The gut microbiota has emerged as an important role in human health maintenance, influencing not just the GI tract but also distal organs like the brain, liver, and pancreas. As a result, dysbiosis, which refers to changes in the composition and function of the gut microbiome, contributes to the development of a variety of pathological illnesses such as obesity, diabetes, neurodegenerative diseases, and cancer. Notably, the bacterial infection has the potential to cause cancer.
A new study summarizes current knowledge about the relationship between the gut microbiota and therapeutic response to immunotherapy, chemotherapy, cancer surgery, and other treatments, pointing to ways the microbiome could be targeted to optimize treatment.
The gut microbiota has been implicated in cancer and shown to modulate anticancer drug efficacy. Altered gut microbiota is associated with resistance to chemo drugs or immune checkpoint inhibitors (ICIs), whereas supplementation of distinct bacterial species restores responses to the anticancer drugs.
We know that a healthy gut is critical to our overall health. Our stomach is so vital that it is frequently referred to as our “second” brain. In recent years, we’ve learned to recognize the gut’s various roles, including the gut-brain connection and the gut-immune system relationship.
Khalid Shah
Since ancient times, many elements of human health have been assumed to be influenced by our gut microbiome, which is home to a wide number of bacteria, viruses, fungus, and other microbes. Recently, sequencing technology has demonstrated that it may also play a role in cancer treatment. A review paper published in JAMA Oncology by Brigham and Women’s Hospital researchers captures the current understanding of the relationship between the gut microbiome and therapeutic response to immunotherapy, chemotherapy, cancer surgery, and other treatments, pointing to ways that the microbiome could be targeted to improve treatment.

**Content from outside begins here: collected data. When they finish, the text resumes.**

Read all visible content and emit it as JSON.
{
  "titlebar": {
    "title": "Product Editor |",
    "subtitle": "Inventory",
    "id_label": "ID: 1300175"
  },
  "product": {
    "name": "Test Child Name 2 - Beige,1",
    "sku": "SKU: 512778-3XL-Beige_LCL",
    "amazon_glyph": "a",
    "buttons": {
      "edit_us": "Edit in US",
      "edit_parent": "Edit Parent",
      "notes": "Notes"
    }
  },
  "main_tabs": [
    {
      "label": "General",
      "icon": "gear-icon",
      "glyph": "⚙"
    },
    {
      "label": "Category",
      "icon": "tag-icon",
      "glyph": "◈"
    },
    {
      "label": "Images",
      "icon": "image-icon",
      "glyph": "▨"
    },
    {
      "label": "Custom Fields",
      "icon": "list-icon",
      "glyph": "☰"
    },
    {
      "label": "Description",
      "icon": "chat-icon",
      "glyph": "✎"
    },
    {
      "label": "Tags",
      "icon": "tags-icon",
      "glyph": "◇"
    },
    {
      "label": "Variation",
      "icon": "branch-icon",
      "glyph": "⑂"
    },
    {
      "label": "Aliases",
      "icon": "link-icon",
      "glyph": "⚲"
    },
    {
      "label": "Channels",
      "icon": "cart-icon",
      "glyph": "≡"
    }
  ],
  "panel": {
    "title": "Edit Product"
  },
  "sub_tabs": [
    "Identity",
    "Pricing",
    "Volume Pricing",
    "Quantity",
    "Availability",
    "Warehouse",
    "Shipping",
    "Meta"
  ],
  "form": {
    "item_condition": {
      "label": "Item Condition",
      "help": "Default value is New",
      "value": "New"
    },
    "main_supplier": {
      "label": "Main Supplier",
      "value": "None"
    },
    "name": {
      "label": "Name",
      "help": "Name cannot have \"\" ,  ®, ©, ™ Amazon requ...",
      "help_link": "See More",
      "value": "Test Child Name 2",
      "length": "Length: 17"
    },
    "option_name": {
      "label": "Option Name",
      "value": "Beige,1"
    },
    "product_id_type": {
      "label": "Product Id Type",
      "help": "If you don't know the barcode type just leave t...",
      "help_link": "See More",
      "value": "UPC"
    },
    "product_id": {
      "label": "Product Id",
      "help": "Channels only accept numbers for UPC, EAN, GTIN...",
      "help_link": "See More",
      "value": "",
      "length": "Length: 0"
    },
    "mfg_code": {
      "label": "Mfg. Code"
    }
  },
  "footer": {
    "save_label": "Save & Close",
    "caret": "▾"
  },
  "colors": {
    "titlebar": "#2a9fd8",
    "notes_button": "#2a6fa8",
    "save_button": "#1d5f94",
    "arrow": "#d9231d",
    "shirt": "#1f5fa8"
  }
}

“We know that a healthy gut is critical to our overall health,” said main author Khalid Shah, MS, Ph.D., of the Brigham and Women’s Hospital’s Center for Stem Cell and Translational Immunotherapy in the Department of Neurosurgery. “Our stomach is so vital that it is frequently referred to as our “second” brain. In recent years, we’ve learned to recognize the gut’s various roles, including the gut-brain connection and the gut-immune system relationship. Gut malfunction, or dysbiosis, on the other hand, can be harmful to human health.”
Shah and colleagues describe an increasing role of gut bacteria in immunotherapy. Immune checkpoint inhibitors and immune checkpoint blockade therapy are innovative cancer treatments, however, their efficacy varies greatly between individuals and cancer types. Several studies have revealed differences in the species of bacteria detected in fecal samples from responders and non-responders, implying that distinct microbiome compositions may influence clinical results.
Other research suggests that nutrition and probiotics (living bacterial species that can be consumed), as well as antibiotics and bacteriophages, can impact the composition of the gut microbiome and, as a result, the response to immunotherapy. The authors, in particular, highlight recent studies on the impact of ketogenic diets on cancer patients.
“Today, developing treatments that sync immunotherapies and gut microbiota provides medicine a unique opportunity to truly effect change in patient care,” said Shah.
The authors also discuss how bacteria have been implicated in influencing response to chemotherapy and other traditional cancer treatments, as well as how cancer medications may influence the microbiome and create side effects.
“Overall, these data suggest the possibility of modifying the gut microbiota to reduce the negative effects of traditional cancer treatment,” Shah added.
The authors point out that there is limited understanding of what “optimal” bacteria consortia in the gut look like and how findings from preclinical models may or may not translate into human applications. They emphasize the importance of exercising caution when utilizing probiotics or making dietary adjustments. Many cancer clinical studies are presently investigating the role of the microbiome in addressing some of the limitations and gaps in understanding. Trials of fecal microbial transplantation, nutritional supplements, and new medications that may impact microbiota composition are among them.
“There is compelling evidence that the gut microbiome can influence cancer therapy,” Shah added. “There are still fascinating options to investigate, such as the impact of a healthy diet, probiotics, innovative medicines, and other factors.”
Disclosures: Shah has shares in and serves on the Board of Directors of AMASA Therapeutics, a firm exploring stem cell-based cancer therapeutics; Shah’s interests have been evaluated and are managed in compliance with conflict-of-interest procedures at Brigham and Women’s Hospital and Partners HealthCare. There were no additional disclosures noted.